Se é verdade, como não se pode negar, que António Costa poderá vir a ser o principal culpado pela introdução da eutanásia no nosso país, a mera aprovação do chamado Texto de Substituição, pelo Parlamento, não basta para que seja lei, pois carece da promulgação pelo Chefe de Estado, que pode (e certamente deve) questionar a sua constitucionalidade, pedindo ao Tribunal Constitucional que se pronuncie sobre a nova versão deste diploma. Como demonstrou a Dra. Teresa de Melo Ribeiro, o Texto de Substituição não só não corrigiu as imprecisões da versão anterior, para as quais o Presidente da República já chamara a atenção, como optou por um regime ainda mais liberalizador da prática do homicídio legal. Como escreveu a citada jurista, “são tantas essas inconstitucionalidades que, aprovado o texto pelo Plenário da Assembleia da República, o Senhor Presidente da República não terá outra alternativa que não seja enviar o diploma para o Tribunal Constitucional, requerendo a apreciação preventiva da constitucionalidade de muitas das suas normas, pois só assim cumprirá a sua função, obrigação e dever constitucionais.”
Se é verdade que o Parlamento representa a vontade popular, o Chefe de Estado não tem menos legitimidade política: a sua oposição a uma medida aprovada pela maioria da Assembleia da República com que não se reveja ou, principalmente, não se reveja a maioria do povo português, é uma atitude democrática, sobretudo se fundamentada, como é o caso, no texto e no espírito da Constituição da República Portuguesa.

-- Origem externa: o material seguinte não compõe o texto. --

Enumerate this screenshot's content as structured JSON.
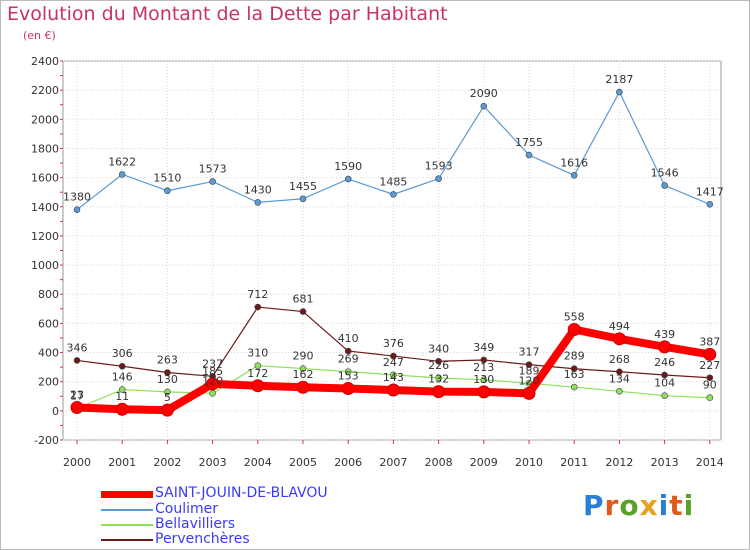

Por outro lado, não faz sentido que o Presidente da República não tenha em conta as suas convicções pessoais sobre esta matéria quando foi, precisamente, por ter uma posição pessoal manifestamente favorável à vida e, por isso, cristã, que foi eleito. Aliás, é também por terem uma atitude contrária à vida e, portanto, anticristã, que os deputados do Partido Socialista, da Iniciativa Liberal, do Bloco de Esquerda e do PAN querem impor, a todo o custo, a eutanásia em Portugal, impedindo, antidemocraticamente, as tentativas de auscultar a opinião popular, que certamente sabem contrária à legalização da morte medicamente provocada. Se o Chefe de Estado foi eleito e reeleito em função das suas convicções pessoais, que são bem conhecidas pelos portugueses, não é razoável que delas prescinda no exercício do mandato para que foi investido pela maioria dos cidadãos que nele se consideram representados, por razão destes seus princípios.
No ano em que 80% dos portugueses se declararam, livre e espontaneamente, católicos, e na véspera da segunda vinda do Papa Francisco a Portugal, para as Jornadas Mundiais da Juventude, seria lamentável que o presente de Natal de António Costa e de Marcelo Rebelo de Sousa, aos portugueses, fosse a lei que despenaliza e legaliza o homicídio a pedido da vítima e a ajuda ao suicídio.